Diagonalizing in a basis and the variational method#

In this notebook we cast our Hamiltonian into a discrete basis representation (we’ll use harmonic oscillators) and diagonalize it for various basis sizes.

We’ll see that this procedure is an implementation of the variational method, through which we get a good estimate of the ground-state energy (and also estimates of excited states) that is always an upper bound to the true ground-state energy.

Solving the Schrodinger equation numerically#

The abstract bound-state, time-independent Schrodinger equation,

\[ \hat H| \psi \rangle = E | \psi \rangle , \]

can be solved in a variety of ways numerically. Here is a partial laundry list:

1. Matrix diagonalization in coordinate representation.#

Here we use a finite difference formula for the second derivative in the kinetic energy operator (here with notation appropriate to the radial equation in spherical coordinates and \(h \equiv \Delta x\)):

\[ \frac{d^2u}{dr^2} = \frac{u(r+h) - 2 u(r) + u(r-h)}{h^2} + {\cal O}(h^2) . \]

You can verify this approximation by expanding \(u(r+h)\) and \(u(r-h)\) in Taylor series about \(u(r)\). Let’s suppose we solve this system knowing the \emph{boundary conditions} at \(r=0\) and \(r = R_{\rm max}\). The former is \(u(0) = 0\), and we’ll suppose \(R_{\rm max}\) is large enough so that \(u(R_{\rm max}) \approx 0\) for any bound states. (This also makes the continuum solutions a discrete set of states.)
We’ll label the points:

\[ x_i = i\times h\ , \qquad i = 0,1,2,\cdots,N \]

where \(N\) is the number of steps and the step size \(h\) is given by:

\[ h = \frac{R_{\rm max}}{N} . \]

Thus, \(x_0 = 0\), \(x_1 = h\), and so on up to \(x_{N} = Nh = R_{\rm max}\). So we can approximate the Schr”odinger equation at point \(x_k\) as

\[ -\frac{\hbar^2}{2M}\frac{u(x_k+h)-2u(x_k) + u(x_k-h)}{h^2} + V(x_k)u(x_k) = E u(x_k) \ . \]

If we work in units where \(\hbar = 1\) and also \(M=1/2\), and if we use the notation:

\[ u_k \equiv u(x_k)\,, \quad u_{k\pm1}\equiv u(x_k\pm h)\,, \quad V_k \equiv V(x_k)\ , \]

then the equation at \(k\) takes the form

\[ -\frac{u_{k+1}-2u_k + u_{k-1}}{h^2} + V_k u_k = E u_k \;. \label{eq:form} \]

We know two values, \(u_0 = 0\) and \(u_{N}=0\).
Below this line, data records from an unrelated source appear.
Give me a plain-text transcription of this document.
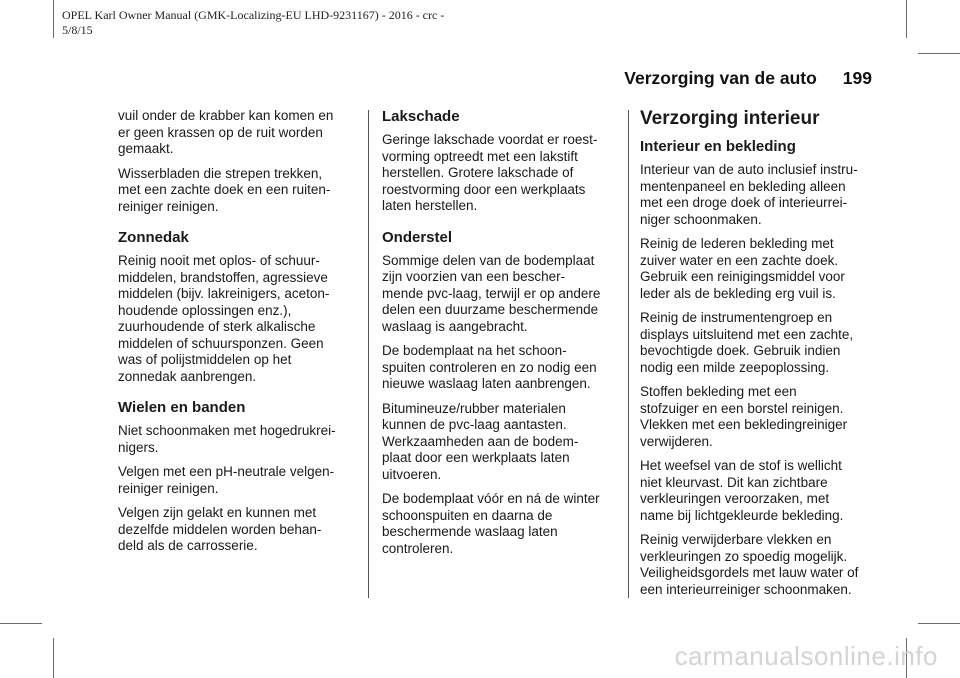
OPEL Karl Owner Manual (GMK-Localizing-EU LHD-9231167) - 2016 - crc -
5/8/15
Verzorging van de auto 199
vuil onder de krabber kan komen en
er geen krassen op de ruit worden
gemaakt.
Wisserbladen die strepen trekken,
met een zachte doek en een ruiten-
reiniger reinigen.
Zonnedak
Reinig nooit met oplos- of schuur-
middelen, brandstoffen, agressieve
middelen (bijv. lakreinigers, aceton-
houdende oplossingen enz.),
zuurhoudende of sterk alkalische
middelen of schuursponzen. Geen
was of polijstmiddelen op het
zonnedak aanbrengen.
Wielen en banden
Niet schoonmaken met hogedrukrei-
nigers.
Velgen met een pH-neutrale velgen-
reiniger reinigen.
Velgen zijn gelakt en kunnen met
dezelfde middelen worden behan-
deld als de carrosserie.
Lakschade
Geringe lakschade voordat er roest-
vorming optreedt met een lakstift
herstellen. Grotere lakschade of
roestvorming door een werkplaats
laten herstellen.
Onderstel
Sommige delen van de bodemplaat
zijn voorzien van een bescher-
mende pvc-laag, terwijl er op andere
delen een duurzame beschermende
waslaag is aangebracht.
De bodemplaat na het schoon-
spuiten controleren en zo nodig een
nieuwe waslaag laten aanbrengen.
Bitumineuze/rubber materialen
kunnen de pvc-laag aantasten.
Werkzaamheden aan de bodem-
plaat door een werkplaats laten
uitvoeren.
De bodemplaat vóór en ná de winter
schoonspuiten en daarna de
beschermende waslaag laten
controleren.
Verzorging interieur
Interieur en bekleding
Interieur van de auto inclusief instru-
mentenpaneel en bekleding alleen
met een droge doek of interieurrei-
niger schoonmaken.
Reinig de lederen bekleding met
zuiver water en een zachte doek.
Gebruik een reinigingsmiddel voor
leder als de bekleding erg vuil is.
Reinig de instrumentengroep en
displays uitsluitend met een zachte,
bevochtigde doek. Gebruik indien
nodig een milde zeepoplossing.
Stoffen bekleding met een
stofzuiger en een borstel reinigen.
Vlekken met een bekledingreiniger
verwijderen.
Het weefsel van de stof is wellicht
niet kleurvast. Dit kan zichtbare
verkleuringen veroorzaken, met
name bij lichtgekleurde bekleding.
Reinig verwijderbare vlekken en
verkleuringen zo spoedig mogelijk.
Veiligheidsgordels met lauw water of
een interieurreiniger schoonmaken.
carmanualsonline.info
We can put the rest, \(u_1\) to \(u_{N-1}\) in a column vector, which then satisfies a matrix eigenvalue problem:

\[\begin{split} \left( \begin{array}{ccccc} \frac{2}{h^2}+V_1 & -\frac{1}{h^2} & 0 & \cdots & 0 \\ -\frac{1}{h^2} & \frac{2}{h^2}+V_2 & -\frac{1}{h^2} & & \vdots \\ 0 & -\frac{1}{h^2} & \ddots & & \vdots \\ \vdots & & & \ddots & -\frac{1}{h^2} \\ 0 & \cdots & \cdots & -\frac{1}{h^2} & \frac{2}{h^2}+V_{N-1} \end{array} \right) \left( \begin{array}{c} u_1 \\ u_2 \\ \vdots \\ \vdots \\ u_{N-1} \end{array} \right) = E \left( \begin{array}{c} u_1 \\ u_2 \\ \vdots \\ \vdots \\ u_{N-1} \end{array} \right) \end{split}\]
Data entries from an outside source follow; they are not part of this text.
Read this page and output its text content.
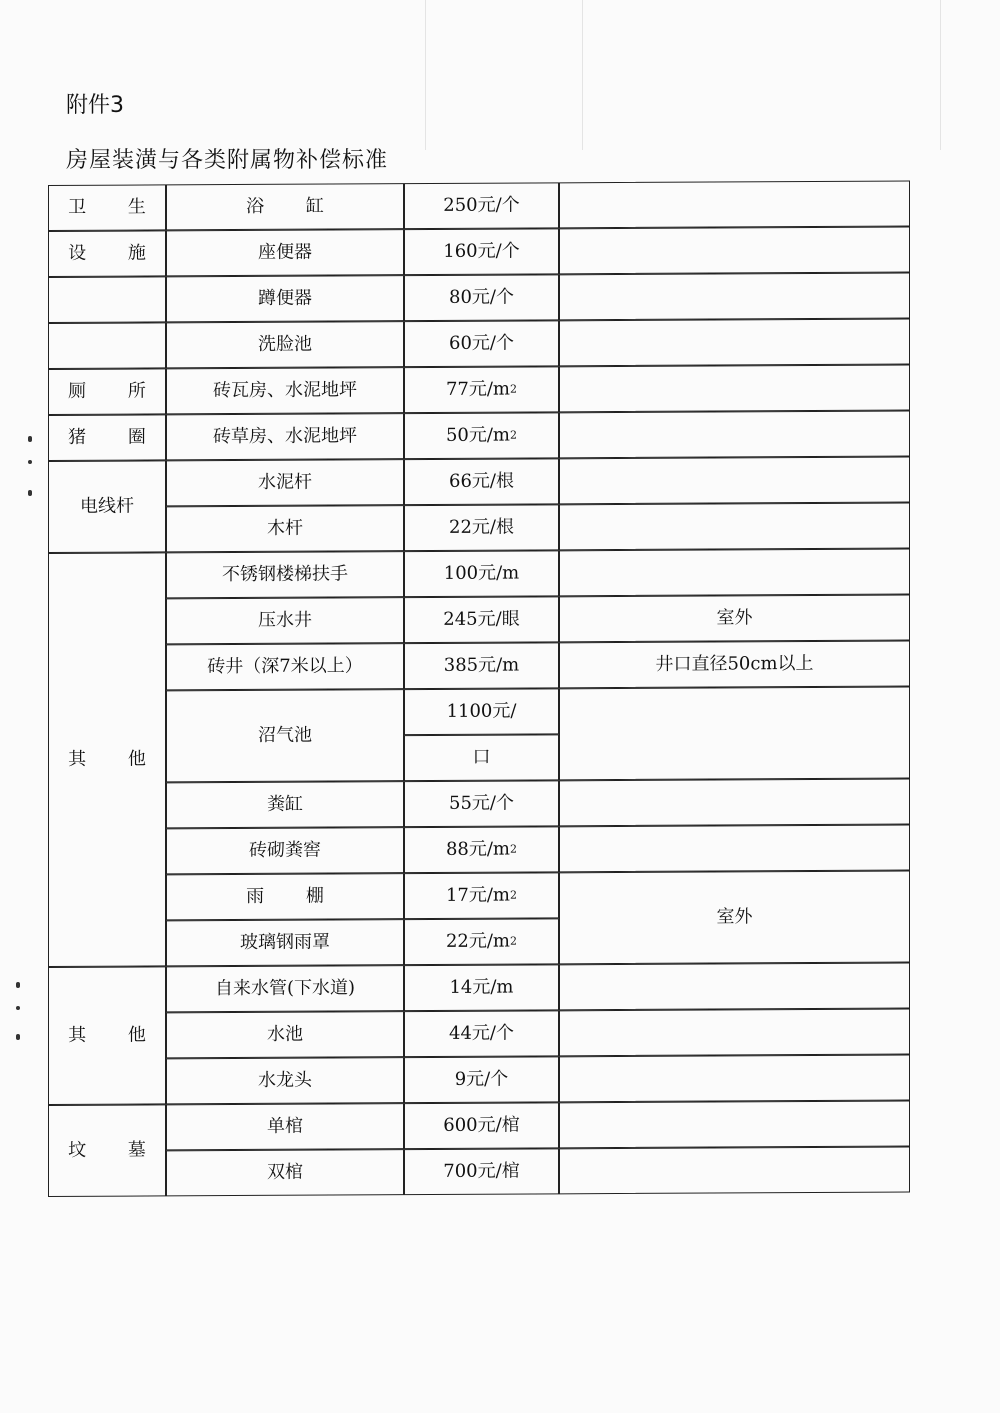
附件3
房屋装潢与各类附属物补偿标准
卫 生
设 施
厕 所
猪 圈
电线杆
其 他
其 他
坟 墓
浴 缸
座便器
蹲便器
洗脸池
砖瓦房、水泥地坪
砖草房、水泥地坪
水泥杆
木杆
不锈钢楼梯扶手
压水井
砖井（深7米以上）
沼气池
粪缸
砖砌粪窖
雨 棚
玻璃钢雨罩
自来水管(下水道)
水池
水龙头
单棺
双棺
250元/个
160元/个
80元/个
60元/个
77元/m 2
50元/m 2
66元/根
22元/根
100元/m
245元/眼
385元/m
1100元/
口
55元/个
88元/m 2
17元/m 2
22元/m 2
14元/m
44元/个
9元/个
600元/棺
700元/棺
室外
井口直径50cm以上
室外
This is a tridiagonal matrix with a simple structure: the only non-zero off-diagonal matrix elements are the ones adjacent to the diagonal, and they all have the same value, \(-1/h^2\). There are special algorithms that can rapidly find the eigenvalues and eigenvectors of such a matrix (although we have not taken advantage of these).

The eigenvector from scipy or numpy diagonalization functions is normalized to unity; this means that \(\sum_{i=0}^{N-1} |u_i|^2 = 1\). This is not the same as \(\int_0^\infty \! |u(r)|^2\, dr = 1\), which is the quantum mechanics normalization condition; this is apparent if you plot the \(\{u_i\}\)’s for different mesh spacings (they will have different heights). The former would be an approximation to the latter if we included a factor of the mesh spacing \(h\), which is equivalent to using a simple integration rule. So we can scale each \(u_i\) by \(\sqrt{h}\) to approximately normalize the wave function.

2. Solve as a differential equation in coordinate representation.#

This works when we have a local potential. In one dimension, this means solving the equation:

\[ \left(-\frac{\hbar^2}{2M}\frac{d^2}{dx^2} + V(x) \right) \Psi_n(x) = E_n \Psi_n(x) \ . \]

If we have a central potential in three dimensions, the potential is purely radial

\[ V({\bf x}) = V(|{\bf x}|) \equiv V(r) \ , \]

and we can use a partial wave decomposition (which means we separate the equation in spherical coordinates). That is, we write

\[ \Psi_{nlm}({\bf x}) = \frac{u_{nl}(r)}{r} Y_{lm}(\theta,\phi) \ , \]

where \(Y_{lm}\) is a spherical harmonic, and solve the radial one-dimensional Schrodinger equation:

\[ -\frac{\hbar^2}{2M}\frac{d^2u_{nl}(r)}{dr^2} + \underbrace{\biggl[ V(r) + \frac{\hbar^2 l (l+1)}{2M r^2} \biggr]}_{\equiv V_{\rm eff}(r)} u_{nl}(r) = E_n u_{nl}(r) \ , \label{eq:radSE} \]

with

\[ u_{nl}(r=0) = 0 \qquad \mbox{and} \qquad \int_0^\infty |u_{nl}(r)|^2\, dr = 1 \ . \label{eq:radbc} \]

We’ll apply this method soon for radial equations.

3. Solve in momentum space#

Here we can imitate the coordinate-space solution in momentum space with a diagonal kinetic energy and a discretized derivative replacing the functional \(x\) or \(r\) dependence in the potential.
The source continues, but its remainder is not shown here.